Eurozone finance ministers gave their final nod of approval for a EUR 100 billion bailout deal for troubled Spanish banks on Friday. The agreement to backstop the Spanish banking sector was unanimous among the 17 members of the eurozone.
After months of dithering as its borrowing costs soared to unsustainable levels, Spain formally requested aid on June 25.
The bailout will provide funding up to EUR 100 billion for the recapitalization of Spanish banks, as agreed last month. In the beginning, EUR 30 billion will be set aside for use in case of 'urgent unexpected financing needs', the Eurogroup said in a statement after a conference call. The first tranche is likely to be made available by the end of this month.
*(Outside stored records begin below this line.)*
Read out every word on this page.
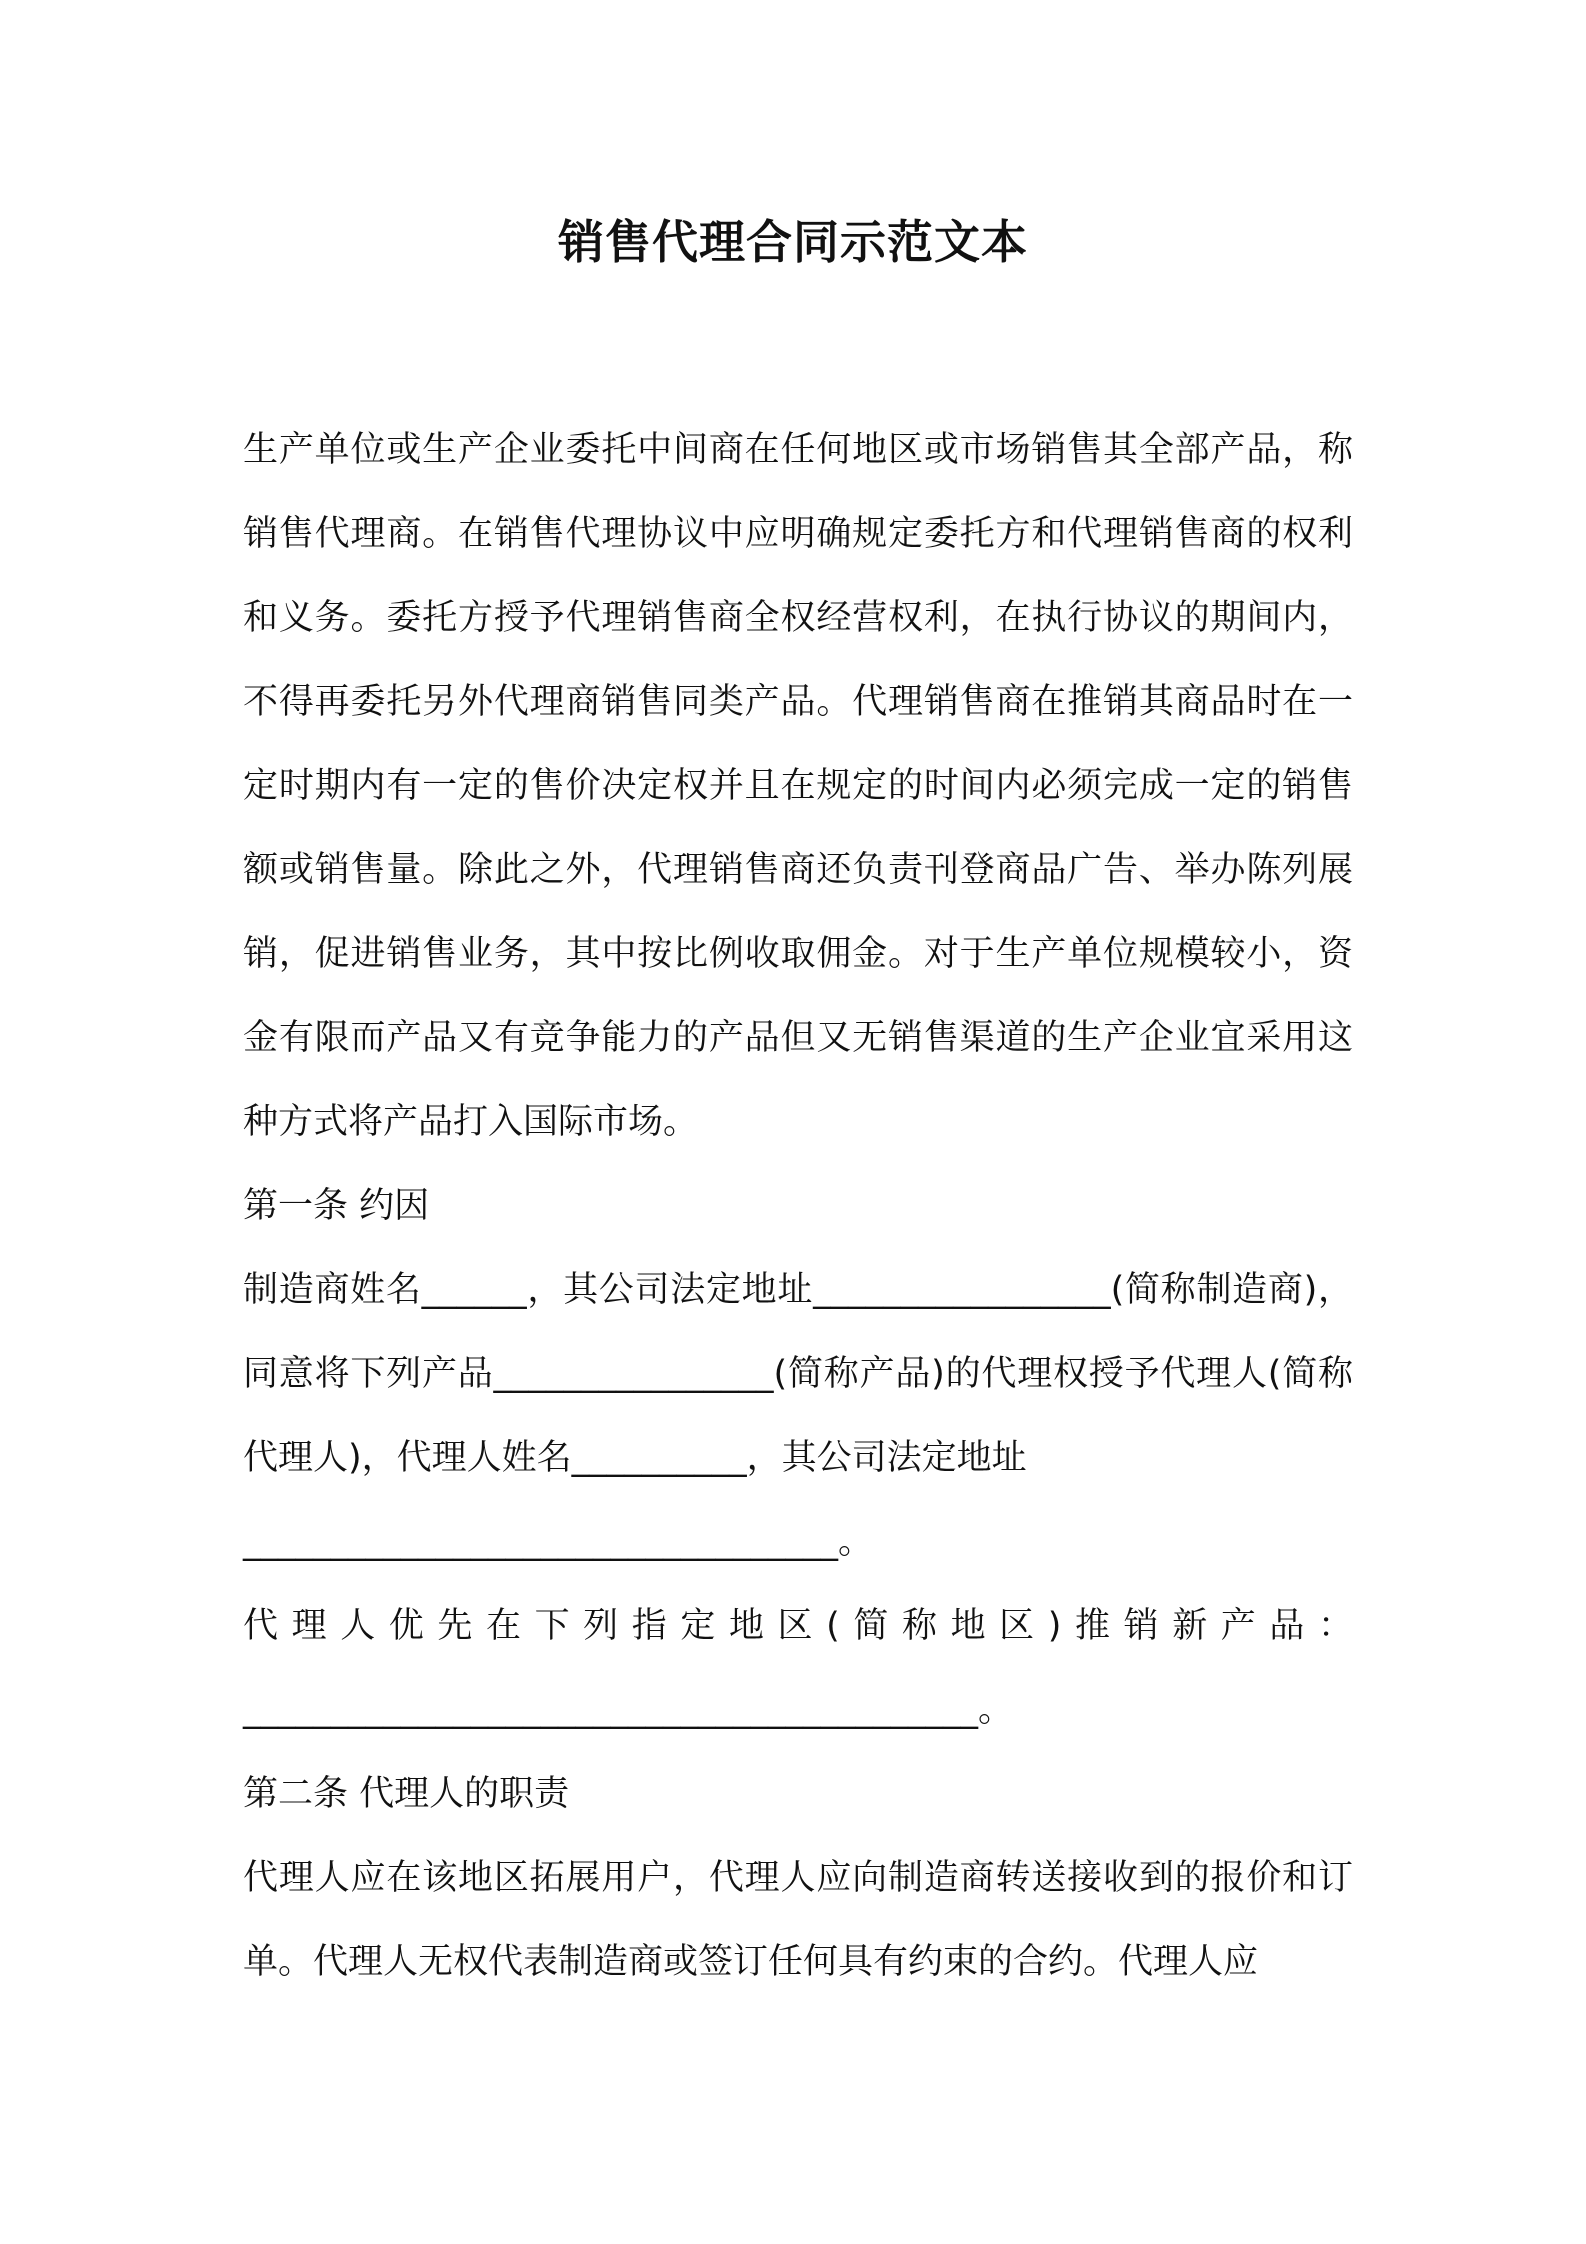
销售代理合同示范文本

生产单位或生产企业委托中间商在任何地区或市场销售其全部产品，称销售代理商。在销售代理协议中应明确规定委托方和代理销售商的权利和义务。委托方授予代理销售商全权经营权利，在执行协议的期间内，不得再委托另外代理商销售同类产品。代理销售商在推销其商品时在一定时期内有一定的售价决定权并且在规定的时间内必须完成一定的销售额或销售量。除此之外，代理销售商还负责刊登商品广告、举办陈列展销，促进销售业务，其中按比例收取佣金。对于生产单位规模较小，资金有限而产品又有竞争能力的产品但又无销售渠道的生产企业宜采用这种方式将产品打入国际市场。

第一条 约因

制造商姓名______，其公司法定地址_________________(简称制造商)，同意将下列产品________________(简称产品)的代理权授予代理人(简称代理人)，代理人姓名__________，其公司法定地址

__________________________________。

代理人优先在下列指定地区(简称地区)推销新产品：

__________________________________________。

第二条 代理人的职责

代理人应在该地区拓展用户，代理人应向制造商转送接收到的报价和订单。代理人无权代表制造商或签订任何具有约束的合约。代理人应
"Ministers concur with the assessment of the Commission, in liaison with the ECB, the EBA and the IMF, that providing a loan to Spain for the purpose of the recapitalization of financial institutions is warranted to safeguard financial stability in the euro area as a whole," the statement read.
The European Financial Stability Facility (EFSF), which is the temporary rescue fund of euro area, will provide the aid, until the permanent European Stability Mechanism (ESM) comes into force. The financial assistance will be transfered to the ESM 'without seniority status'.
The specific loan amount will be determined based on a thorough audit of capital needs for individual banks. The process has already started and is expected to be finalized in September. An independent audit in June showed the banks may needed up to EUR 62 billion in total.
The loans to be used for bank recapitalization will have an average maturity of up to 12.5 years, with any individual disbursement having a maximum maturity of up to 15 years, the Eurogroup said.
The Memorandum of Understanding which will carry the policy conditionality accompanying the bailout deal will be signed in coming days, the group said.
The financial sector-focused conditions includes bank-specific measures such as in depth bank restructuring plans and sector-wide structural reforms that embrace segregation of bank's problematic assets, and the governance, regulation and supervision of the banking sector.
"Restructuring plans will have to comply fully with EU state aid rules, to ensure that the banks that emerge at the end of the process will be viable entities that will not need further public support," European Commission Vice President Olli Rehn said.
The July 9 Eurogroup meeting in Brussels had reached a political understanding on the program designed to help Spain recapitalize and restructure its financial institutions. Finance ministers endorsed the European Commission's proposal to extend the deadline for the correction of the excessive deficit in Spain by one year to 2014.
The Spanish bank bailout won the approval of the German Parliament yesterday. Earlier today, Finnish lawmakers passed the proposal along with a collateral deal the country struck with Spain.
The Finland-Spain collateral deal agreed earlier this week, allows the former to receive collateral in exchange for loans to the latter. It is agreed that the collateral will be 40 percent of Finland's EUR 1.9 billion contribution to the rescue deal.
Meanwhile, markets remain unconvinced and the Spanish benchmark 10-year bond yield remained above 7 percent today. The yield crossed the danger threshold yesterday following an auction of the country's bonds.
The auction revealed surging borrowing costs and poor demand for the Spanish debt, suggesting that the respite provided by the government's latest round of austerity measures was short-lived.
Prime Minister Mariano Rajoy unveiled a EUR 65 billion austerity package on July 11 that requires further tax hikes and spending cuts. The capital Madrid has witnessed massive anti-austerity protests since yesterday. The country's jobless rate at 24 percent is the highest in the euro area.
Elsewhere on Friday, the Spanish government cut its economic forecast and sees the recession extending into next year. The government now expects the economy to shrink 0.5 percent in 2013, in contrast to its earlier forecast for growth of 0.2 percent.
The International Monetary Fund has slashed Spain's economic outlook for next year and now sees a 0.6 percent contraction versus the 0.1 percent growth expected in April. The economy is forecast to contract 1.5 percent this year compared to the 1.9 percent contraction expected earlier.